Always end a change with:

```bash
npm run format && npm run lint && npm run build && npm test
```

## 3. Layout

| Path | Purpose |
|------|---------|
| `src/cli/` | commander-based CLI, REPL, raw-mode input editor |
| `src/core/` | orchestrator, agentic loop, mode policy, validation gate |
| `src/agents/` | planner, architect, executor, reviewer, debugger, memory |
| `src/models/` | providers (ollama/openai/anthropic/llamacpp/vllm/lmstudio), router, adapter, catalog |
| `src/tools/` | 18 tools |
| `src/permissions/` | risk + interactive permission manager |
| `src/sandbox/` | path-safe fs + command risk classifier |
| `src/persistence/` | tasks/sessions/conversations/events + SQLite |
| `src/memory/` | hot/warm/cold/learning |
| `src/ui/` | HTTP + WS dashboard + static app |
| `src/mcp/` | MCP bridge |
| `test/unit/` | vitest unit tests |
| `docs/` | ARCHITECTURE, INSTALL, SETUP, metrics |
| `.github/workflows/` | ci, release, nightly |
| `docker/` | Dockerfile + compose |

## 4. Rules

### Must

- Keep `npm test` at **100%** pass.
- Respect the state machine in `src/persistence/tasks.ts`.
- Gate every new tool through `requestPermission`.
- Classify model ids through `src/models/local-catalog.ts` (don't
  hand-roll regexes in a new provider).
- Add a unit test for any new logic in `src/core`, `src/agents`, or
  `src/tools`.

### Must not

- Bypass the permission system.
- Introduce network calls in tests — use `vi.mock`.
- Log credentials. Use `src/security/redact.ts`.
- Add dependencies without a clear reason.
- Rename exported APIs without updating every caller + the docs.

### Good defaults

- Prefer `readonly` / immutable data flow.
- Prefer function modules over classes unless state really needs
  encapsulation (see the provider classes for the accepted shape).
- Prefer explicit `Result<T, E>`-style shapes over thrown errors for
  expected failures. Throw only for programmer errors.

## 5. Testing

Vitest. Patterns to copy:

- Stubbing `callModel`: see `test/unit/executor-loop.test.ts`.
- Stubbing providers: see `test/unit/adapter.test.ts`.
- Tempdir + cleanup: see `test/unit/validation-gate.test.ts`.

## 6. CI quick reference

9 parallel jobs on every PR:

1. 🎨 format (prettier --check)
2. 🧹 lint (eslint)
3. 🧠 typecheck (tsc --noEmit)
4. 🧪 test (matrix: ubuntu + macOS × Node 20 + 22)
5. 📈 coverage
6. 🏗️ build (full `npm run build`)
7. 🐳 docker-build (catches Dockerfile drift)
8. 🔐 audit (npm audit, informational)
9. 📊 pipeline status (aggregates + fails if any required job failed)

Release (tag `v*`): 6-stage pipeline — gate, artifacts, docker publish to
GHCR, signed manifest + GH release, npm publish (provenance), status.

## 7. Performance posture

The product runs on personal machines, often alongside Ollama.

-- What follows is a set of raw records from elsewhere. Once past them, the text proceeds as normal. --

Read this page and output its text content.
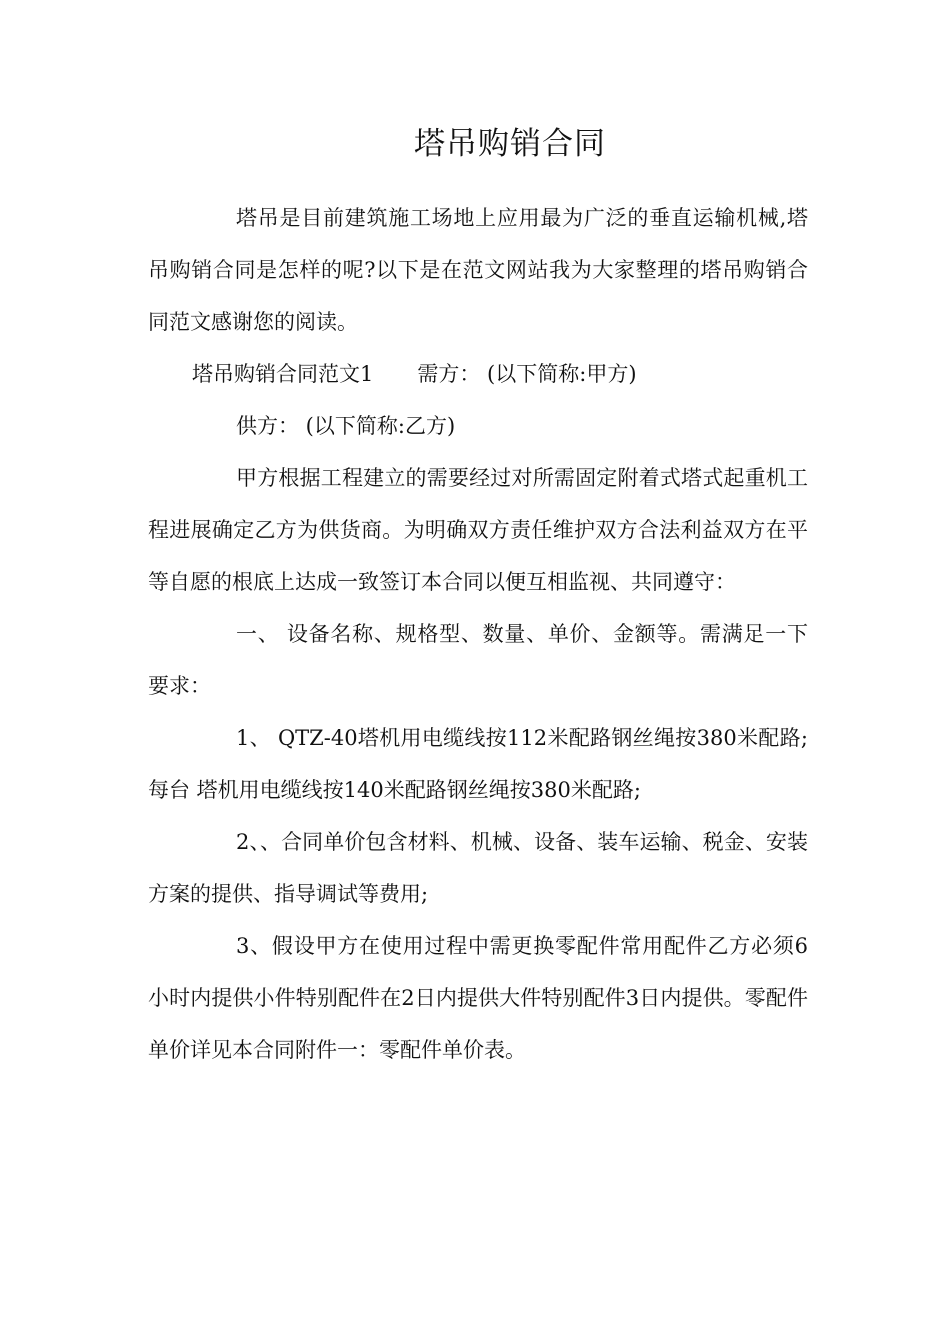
塔吊购销合同

塔吊是目前建筑施工场地上应用最为广泛的垂直运输机械,塔吊购销合同是怎样的呢?以下是在范文网站我为大家整理的塔吊购销合同范文感谢您的阅读。

塔吊购销合同范文1 需方： (以下简称:甲方)

供方： (以下简称:乙方)

甲方根据工程建立的需要经过对所需固定附着式塔式起重机工程进展确定乙方为供货商。为明确双方责任维护双方合法利益双方在平等自愿的根底上达成一致签订本合同以便互相监视、共同遵守：

一、 设备名称、规格型、数量、单价、金额等。需满足一下要求：

1、 QTZ-40塔机用电缆线按112米配路钢丝绳按380米配路;每台 塔机用电缆线按140米配路钢丝绳按380米配路;

2、、合同单价包含材料、机械、设备、装车运输、税金、安装方案的提供、指导调试等费用;

3、假设甲方在使用过程中需更换零配件常用配件乙方必须6小时内提供小件特别配件在2日内提供大件特别配件3日内提供。零配件单价详见本合同附件一：零配件单价表。
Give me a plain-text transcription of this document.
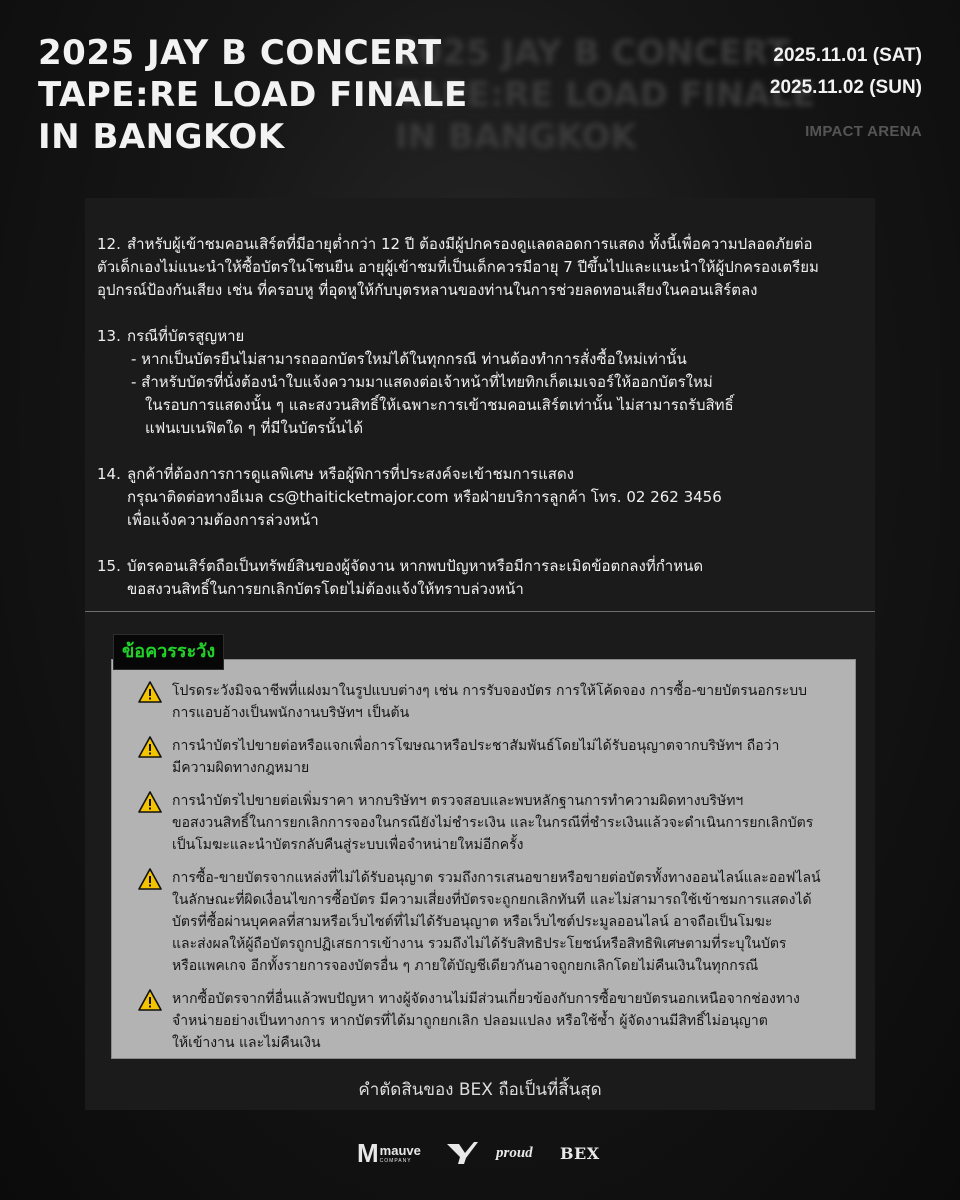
2025 JAY B CONCERT
TAPE:RE LOAD FINALE
IN BANGKOK
2025 JAY B CONCERT
TAPE:RE LOAD FINALE
IN BANGKOK
2025.11.01 (SAT)
2025.11.02 (SUN)
IMPACT ARENA
12. สำหรับผู้เข้าชมคอนเสิร์ตที่มีอายุต่ำกว่า 12 ปี ต้องมีผู้ปกครองดูแลตลอดการแสดง ทั้งนี้เพื่อความปลอดภัยต่อ
ตัวเด็กเองไม่แนะนำให้ซื้อบัตรในโซนยืน อายุผู้เข้าชมที่เป็นเด็กควรมีอายุ 7 ปีขึ้นไปและแนะนำให้ผู้ปกครองเตรียม
อุปกรณ์ป้องกันเสียง เช่น ที่ครอบหู ที่อุดหูให้กับบุตรหลานของท่านในการช่วยลดทอนเสียงในคอนเสิร์ตลง
13. กรณีที่บัตรสูญหาย
- หากเป็นบัตรยืนไม่สามารถออกบัตรใหม่ได้ในทุกกรณี ท่านต้องทำการสั่งซื้อใหม่เท่านั้น
- สำหรับบัตรที่นั่งต้องนำใบแจ้งความมาแสดงต่อเจ้าหน้าที่ไทยทิกเก็ตเมเจอร์ให้ออกบัตรใหม่
ในรอบการแสดงนั้น ๆ และสงวนสิทธิ์ให้เฉพาะการเข้าชมคอนเสิร์ตเท่านั้น ไม่สามารถรับสิทธิ์
แฟนเบเนฟิตใด ๆ ที่มีในบัตรนั้นได้
14. ลูกค้าที่ต้องการการดูแลพิเศษ หรือผู้พิการที่ประสงค์จะเข้าชมการแสดง
กรุณาติดต่อทางอีเมล cs@thaiticketmajor.com หรือฝ่ายบริการลูกค้า โทร. 02 262 3456
เพื่อแจ้งความต้องการล่วงหน้า
15. บัตรคอนเสิร์ตถือเป็นทรัพย์สินของผู้จัดงาน หากพบปัญหาหรือมีการละเมิดข้อตกลงที่กำหนด
ขอสงวนสิทธิ์ในการยกเลิกบัตรโดยไม่ต้องแจ้งให้ทราบล่วงหน้า
โปรดระวังมิจฉาชีพที่แฝงมาในรูปแบบต่างๆ เช่น การรับจองบัตร การให้โค้ดจอง การซื้อ-ขายบัตรนอกระบบ
การแอบอ้างเป็นพนักงานบริษัทฯ เป็นต้น
การนำบัตรไปขายต่อหรือแจกเพื่อการโฆษณาหรือประชาสัมพันธ์โดยไม่ได้รับอนุญาตจากบริษัทฯ ถือว่า
มีความผิดทางกฎหมาย
การนำบัตรไปขายต่อเพิ่มราคา หากบริษัทฯ ตรวจสอบและพบหลักฐานการทำความผิดทางบริษัทฯ
ขอสงวนสิทธิ์ในการยกเลิกการจองในกรณียังไม่ชำระเงิน และในกรณีที่ชำระเงินแล้วจะดำเนินการยกเลิกบัตร
เป็นโมฆะและนำบัตรกลับคืนสู่ระบบเพื่อจำหน่ายใหม่อีกครั้ง
การซื้อ-ขายบัตรจากแหล่งที่ไม่ได้รับอนุญาต รวมถึงการเสนอขายหรือขายต่อบัตรทั้งทางออนไลน์และออฟไลน์
ในลักษณะที่ผิดเงื่อนไขการซื้อบัตร มีความเสี่ยงที่บัตรจะถูกยกเลิกทันที และไม่สามารถใช้เข้าชมการแสดงได้
บัตรที่ซื้อผ่านบุคคลที่สามหรือเว็บไซต์ที่ไม่ได้รับอนุญาต หรือเว็บไซต์ประมูลออนไลน์ อาจถือเป็นโมฆะ
และส่งผลให้ผู้ถือบัตรถูกปฏิเสธการเข้างาน รวมถึงไม่ได้รับสิทธิประโยชน์หรือสิทธิพิเศษตามที่ระบุในบัตร
หรือแพคเกจ อีกทั้งรายการจองบัตรอื่น ๆ ภายใต้บัญชีเดียวกันอาจถูกยกเลิกโดยไม่คืนเงินในทุกกรณี
หากซื้อบัตรจากที่อื่นแล้วพบปัญหา ทางผู้จัดงานไม่มีส่วนเกี่ยวข้องกับการซื้อขายบัตรนอกเหนือจากช่องทาง
จำหน่ายอย่างเป็นทางการ หากบัตรที่ได้มาถูกยกเลิก ปลอมแปลง หรือใช้ซ้ำ ผู้จัดงานมีสิทธิ์ไม่อนุญาต
ให้เข้างาน และไม่คืนเงิน
ข้อควรระวัง
คำตัดสินของ BEX ถือเป็นที่สิ้นสุด
M mauve
COMPANY	proud BEX
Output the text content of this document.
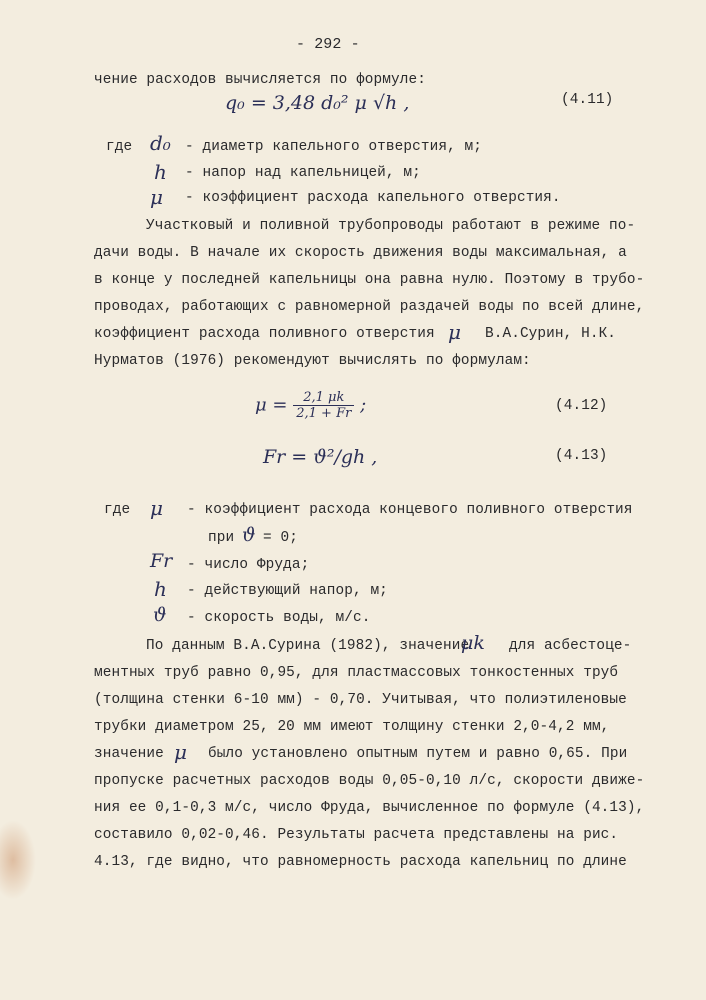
- 292 -
чение расходов вычисляется по формуле:
q₀ = 3,48 d₀² μ √h ,	(4.11)
где d₀ - диаметр капельного отверстия, м;
h - напор над капельницей, м;
μ - коэффициент расхода капельного отверстия.
Участковый и поливной трубопроводы работают в режиме по-
дачи воды. В начале их скорость движения воды максимальная, а
в конце у последней капельницы она равна нулю. Поэтому в трубо-
проводах, работающих с равномерной раздачей воды по всей длине,
коэффициент расхода поливного отверстия μ В.А.Сурин, Н.К.
Нурматов (1976) рекомендуют вычислять по формулам:
$\mu = \frac{2,1 \mu k}{2,1 + Fr}$ ;	(4.12)
Fr = ϑ²/gh ,	(4.13)
где μ - коэффициент расхода концевого поливного отверстия
при ϑ = 0;
Fr - число Фруда;
h - действующий напор, м;
ϑ - скорость воды, м/с.
По данным В.А.Сурина (1982), значение
μk для асбестоце-
ментных труб равно 0,95, для пластмассовых тонкостенных труб
(толщина стенки 6-10 мм) - 0,70. Учитывая, что полиэтиленовые
трубки диаметром 25, 20 мм имеют толщину стенки 2,0-4,2 мм,
значение μ было установлено опытным путем и равно 0,65. При
пропуске расчетных расходов воды 0,05-0,10 л/с, скорости движе-
ния ее 0,1-0,3 м/с, число Фруда, вычисленное по формуле (4.13),
составило 0,02-0,46. Результаты расчета представлены на рис.
4.13, где видно, что равномерность расхода капельниц по длине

Keep it
lean:

- No UI framework (app shell is vanilla JS + CSS, < 100 KB).
- No synchronous disk reads on REPL redraw or UI poll paths.
- Default executor turn cap in `src/core/mode-policy.ts`.
- Watchers are ref-counted so multiple surfaces share one file watcher.
- Providers do 1.5 s availability probes, not long timeouts.

## 8. Security posture

- All paths resolved to realpath + confined to project root.
- All tool invocations classified by risk × sideEffect and gated.
- Shell commands classified before execution; `critical` is hard-blocked.
- Credentials via `src/keychain/` (macOS keychain / libsecret / DPAPI).
- Prompt injection fenced by `src/security/injection.ts`.

## 9. Useful anchors

- Why the agentic loop works: [docs/ARCHITECTURE.md §2](docs/ARCHITECTURE.md#2-agentic-loop)
- State machine diagram: [docs/ARCHITECTURE.md §3](docs/ARCHITECTURE.md#3-task-state-machine)
- Mode caps table: [docs/ARCHITECTURE.md §4](docs/ARCHITECTURE.md#4-executor--iterative-tool-use-with-validation-gate)
- Provider routing: [docs/ARCHITECTURE.md §6](docs/ARCHITECTURE.md#6-model-routing--provider-registry)
- Dev setup: [docs/SETUP.md](docs/SETUP.md)
- Install: [docs/INSTALL.md](docs/INSTALL.md)

## 10. When uncertain

Read the failing test first. Then read `src/core/loop.ts`. Then ask.
Surfacing "I don't know what this invariant is" is better than guessing
and breaking a test six commits later.